生地のほのかな甘みと、挟まれた野菜のシャキシャキした食感が口の中を支配する。
「んー、美味しそうだね。アタシも軽く食べよっかな」
チティルはそう言って翼で器用に自身の腰にある袋を持ち上げ、袋の口からふわりと浮いた木の実を自身の口に運ぶ。
風の魔法を使っているようだ。
「魔法ってそうやって使う事も出来るんだね」
戦ったり探索するためだけに使う訳じゃないんだ。
確か以前に街の街灯を点ける依頼もあったから、生活に根付く魔法もあるんだと改めて思った。

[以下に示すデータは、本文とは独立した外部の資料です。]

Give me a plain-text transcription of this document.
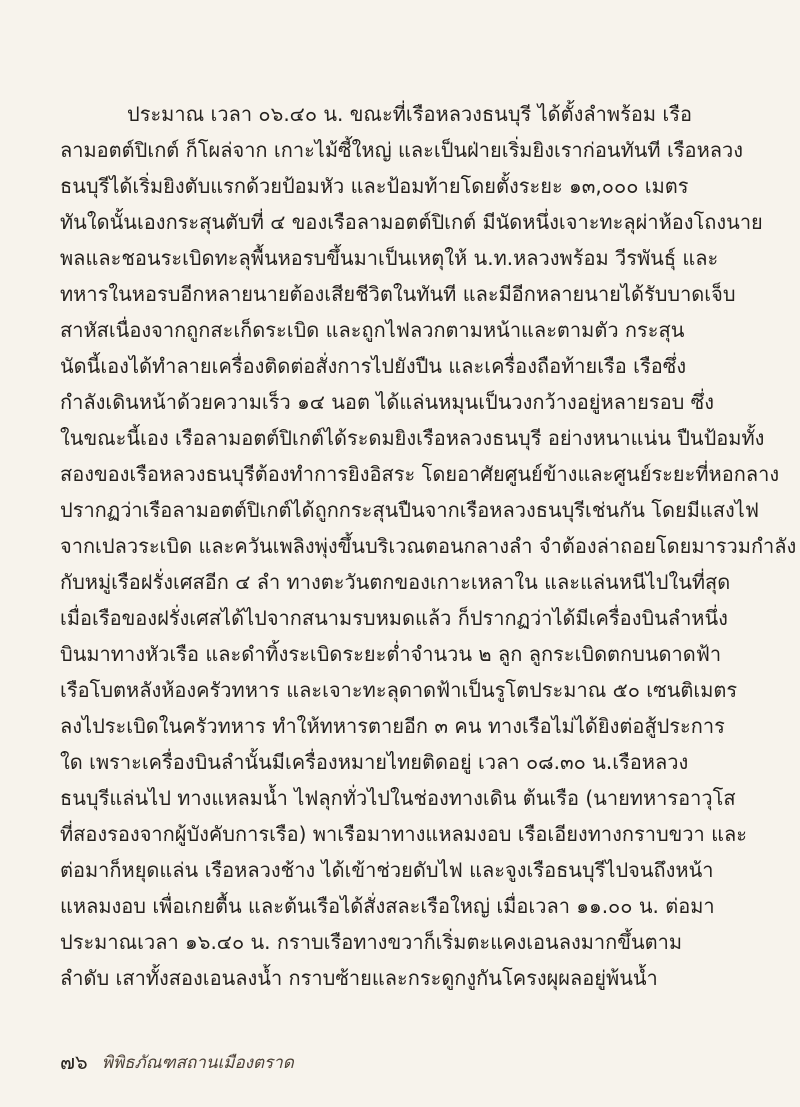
ประมาณ เวลา ๐๖.๔๐ น. ขณะที่เรือหลวงธนบุรี ได้ตั้งลำพร้อม เรือ
ลามอตต์ปิเกต์ ก็โผล่จาก เกาะไม้ซี้ใหญ่ และเป็นฝ่ายเริ่มยิงเราก่อนทันที เรือหลวง
ธนบุรีได้เริ่มยิงตับแรกด้วยป้อมหัว และป้อมท้ายโดยตั้งระยะ ๑๓,๐๐๐ เมตร
ทันใดนั้นเองกระสุนตับที่ ๔ ของเรือลามอตต์ปิเกต์ มีนัดหนึ่งเจาะทะลุผ่าห้องโถงนาย
พลและชอนระเบิดทะลุพื้นหอรบขึ้นมาเป็นเหตุให้ น.ท.หลวงพร้อม วีรพันธุ์ และ
ทหารในหอรบอีกหลายนายต้องเสียชีวิตในทันที และมีอีกหลายนายได้รับบาดเจ็บ
สาหัสเนื่องจากถูกสะเก็ดระเบิด และถูกไฟลวกตามหน้าและตามตัว กระสุน
นัดนี้เองได้ทำลายเครื่องติดต่อสั่งการไปยังปืน และเครื่องถือท้ายเรือ เรือซึ่ง
กำลังเดินหน้าด้วยความเร็ว ๑๔ นอต ได้แล่นหมุนเป็นวงกว้างอยู่หลายรอบ ซึ่ง
ในขณะนี้เอง เรือลามอตต์ปิเกต์ได้ระดมยิงเรือหลวงธนบุรี อย่างหนาแน่น ปืนป้อมทั้ง
สองของเรือหลวงธนบุรีต้องทำการยิงอิสระ โดยอาศัยศูนย์ข้างและศูนย์ระยะที่หอกลาง
ปรากฏว่าเรือลามอตต์ปิเกต์ได้ถูกกระสุนปืนจากเรือหลวงธนบุรีเช่นกัน โดยมีแสงไฟ
จากเปลวระเบิด และควันเพลิงพุ่งขึ้นบริเวณตอนกลางลำ จำต้องล่าถอยโดยมารวมกำลัง
กับหมู่เรือฝรั่งเศสอีก ๔ ลำ ทางตะวันตกของเกาะเหลาใน และแล่นหนีไปในที่สุด
เมื่อเรือของฝรั่งเศสได้ไปจากสนามรบหมดแล้ว ก็ปรากฏว่าได้มีเครื่องบินลำหนึ่ง
บินมาทางหัวเรือ และดำทิ้งระเบิดระยะต่ำจำนวน ๒ ลูก ลูกระเบิดตกบนดาดฟ้า
เรือโบตหลังห้องครัวทหาร และเจาะทะลุดาดฟ้าเป็นรูโตประมาณ ๕๐ เซนติเมตร
ลงไประเบิดในครัวทหาร ทำให้ทหารตายอีก ๓ คน ทางเรือไม่ได้ยิงต่อสู้ประการ
ใด เพราะเครื่องบินลำนั้นมีเครื่องหมายไทยติดอยู่ เวลา ๐๘.๓๐ น.เรือหลวง
ธนบุรีแล่นไป ทางแหลมน้ำ ไฟลุกทั่วไปในช่องทางเดิน ต้นเรือ (นายทหารอาวุโส
ที่สองรองจากผู้บังคับการเรือ) พาเรือมาทางแหลมงอบ เรือเอียงทางกราบขวา และ
ต่อมาก็หยุดแล่น เรือหลวงช้าง ได้เข้าช่วยดับไฟ และจูงเรือธนบุรีไปจนถึงหน้า
แหลมงอบ เพื่อเกยตื้น และต้นเรือได้สั่งสละเรือใหญ่ เมื่อเวลา ๑๑.๐๐ น. ต่อมา
ประมาณเวลา ๑๖.๔๐ น. กราบเรือทางขวาก็เริ่มตะแคงเอนลงมากขึ้นตาม
ลำดับ เสาทั้งสองเอนลงน้ำ กราบซ้ายและกระดูกงูกันโครงผุผลอยู่พ้นน้ำ
๗๖ พิพิธภัณฑสถานเมืองตราด
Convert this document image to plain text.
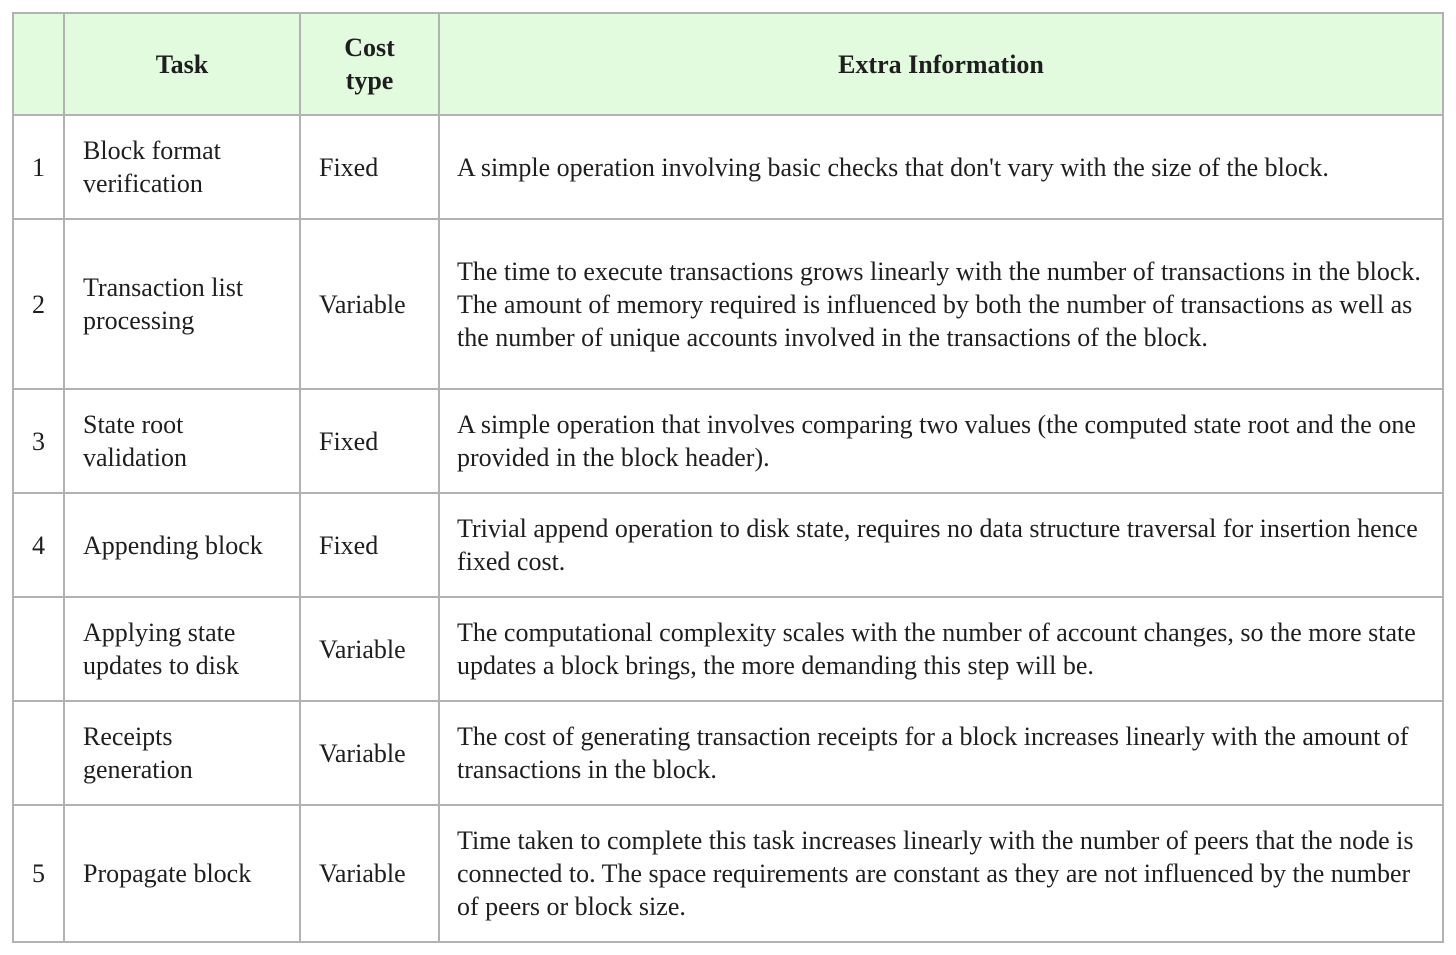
	Task	Cost type	Extra Information
1	Block format verification	Fixed	A simple operation involving basic checks that don't vary with the size of the block.
2	Transaction list processing	Variable	The time to execute transactions grows linearly with the number of transactions in the block. The amount of memory required is influenced by both the number of transactions as well as the number of unique accounts involved in the transactions of the block.
3	State root validation	Fixed	A simple operation that involves comparing two values (the computed state root and the one provided in the block header).
4	Appending block	Fixed	Trivial append operation to disk state, requires no data structure traversal for insertion hence fixed cost.
	Applying state updates to disk	Variable	The computational complexity scales with the number of account changes, so the more state updates a block brings, the more demanding this step will be.
	Receipts generation	Variable	The cost of generating transaction receipts for a block increases linearly with the amount of transactions in the block.
5	Propagate block	Variable	Time taken to complete this task increases linearly with the number of peers that the node is connected to. The space requirements are constant as they are not influenced by the number of peers or block size.
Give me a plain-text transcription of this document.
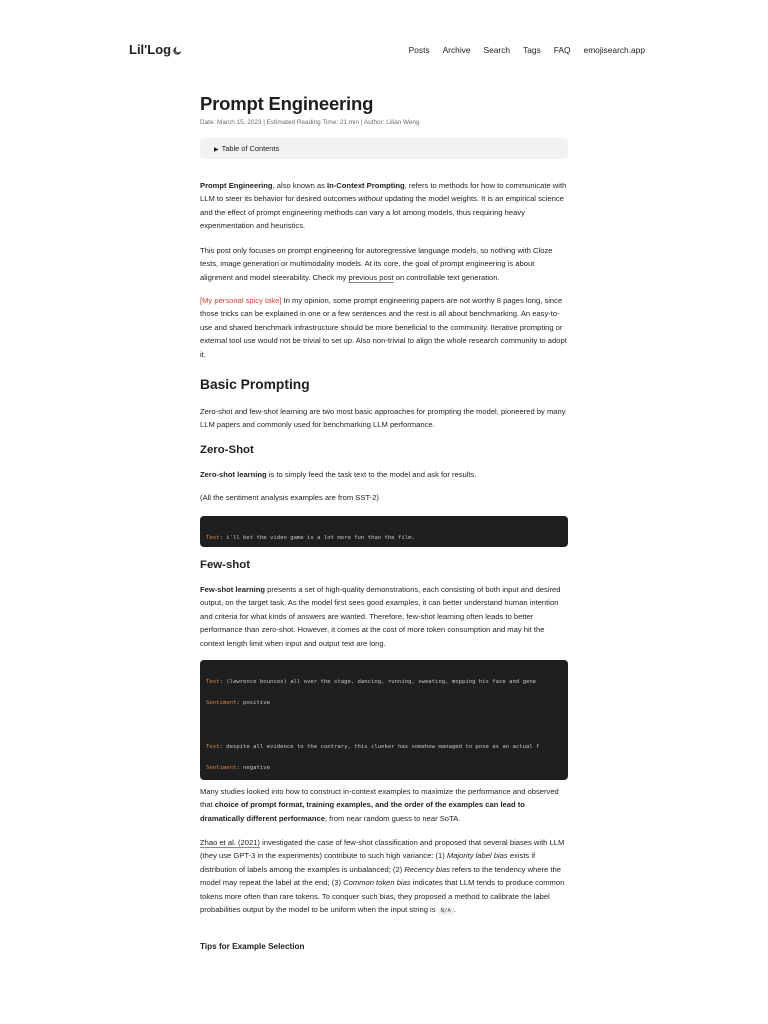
Lil'Log	Posts Archive Search Tags FAQ emojisearch.app
Prompt Engineering
Date: March 15, 2023 | Estimated Reading Time: 21 min | Author: Lilian Weng
▶ Table of Contents

Prompt Engineering, also known as In-Context Prompting, refers to methods for how to communicate with LLM to steer its behavior for desired outcomes without updating the model weights. It is an empirical science and the effect of prompt engineering methods can vary a lot among models, thus requiring heavy experimentation and heuristics.

This post only focuses on prompt engineering for autoregressive language models, so nothing with Cloze tests, image generation or multimodality models. At its core, the goal of prompt engineering is about alignment and model steerability. Check my previous post on controllable text generation.

[My personal spicy take] In my opinion, some prompt engineering papers are not worthy 8 pages long, since those tricks can be explained in one or a few sentences and the rest is all about benchmarking. An easy-to-use and shared benchmark infrastructure should be more beneficial to the community. Iterative prompting or external tool use would not be trivial to set up. Also non-trivial to align the whole research community to adopt it.

Basic Prompting

Zero-shot and few-shot learning are two most basic approaches for prompting the model, pioneered by many LLM papers and commonly used for benchmarking LLM performance.

Zero-Shot

Zero-shot learning is to simply feed the task text to the model and ask for results.

(All the sentiment analysis examples are from SST-2)

Text: i'll bet the video game is a lot more fun than the film.

Few-shot

Few-shot learning presents a set of high-quality demonstrations, each consisting of both input and desired output, on the target task. As the model first sees good examples, it can better understand human intention and criteria for what kinds of answers are wanted. Therefore, few-shot learning often leads to better performance than zero-shot. However, it comes at the cost of more token consumption and may hit the context length limit when input and output text are long.

Text: (lawrence bounces) all over the stage, dancing, running, sweating, mopping his face and gene

Sentiment: positive

Text: despite all evidence to the contrary, this clunker has somehow managed to pose as an actual f

Sentiment: negative

Many studies looked into how to construct in-context examples to maximize the performance and observed that choice of prompt format, training examples, and the order of the examples can lead to dramatically different performance, from near random guess to near SoTA.

Zhao et al. (2021) investigated the case of few-shot classification and proposed that several biases with LLM (they use GPT-3 in the experiments) contribute to such high variance: (1) Majority label bias exists if distribution of labels among the examples is unbalanced; (2) Recency bias refers to the tendency where the model may repeat the label at the end; (3) Common token bias indicates that LLM tends to produce common tokens more often than rare tokens. To conquer such bias, they proposed a method to calibrate the label probabilities output by the model to be uniform when the input string is N/A .

Tips for Example Selection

「そうだね。アタシたちハーピィは魔法を使って細かい事をするの」
木の実を美味しそうに食べながらチティルが話す。
私は水を飲み、二つ目のリュクを平らげる。
……
以前のマーテン南の森で危険な状況になった事をヨウヘイと話し合っていた。
(ルシュは、俺から見たら十分に強いよ、俺なんかよりずっと。でも、欠点は疲れやすい事だと思う。スタミナが足りない)
(だから、スタミナ不足を補うためには……)
……
だから、今日は買い物をする時間をとった。
三つ目のリュクにかぶりつく。
これには肉が入っていて、生地の甘みと具の塩気が上手く調和していて美味しい。
三つ食べ終わり、息を吐く。
座って落ち着いていると、少しずつ息が戻ってきた。
「驚いたよ、ルシュちゃんがあんなに速く走れるなんて。
アタシの知ってる誰よりも速いかも知れないね」
チティルが荒れ地の方角を見ながら話しかけてくる。
「平原だから、思いっきり走れたの。
私、強いから……サキスの種だってきっと大丈夫、持って帰れる」
竜族である事は明かさない、でも私が強い事くらい言っても大丈夫なはず。
「そうだね、シャグを倒してたんだもんね。
出来ちゃうかも。……もう少し休憩したらツィエンの丘に行こうか」
チティルの言葉に私は頷いた。ヨウヘイが部屋で待っている。
早く帰りたい。
でもここで無理をしたら意味がない…もう少しだけ、休んでいこう。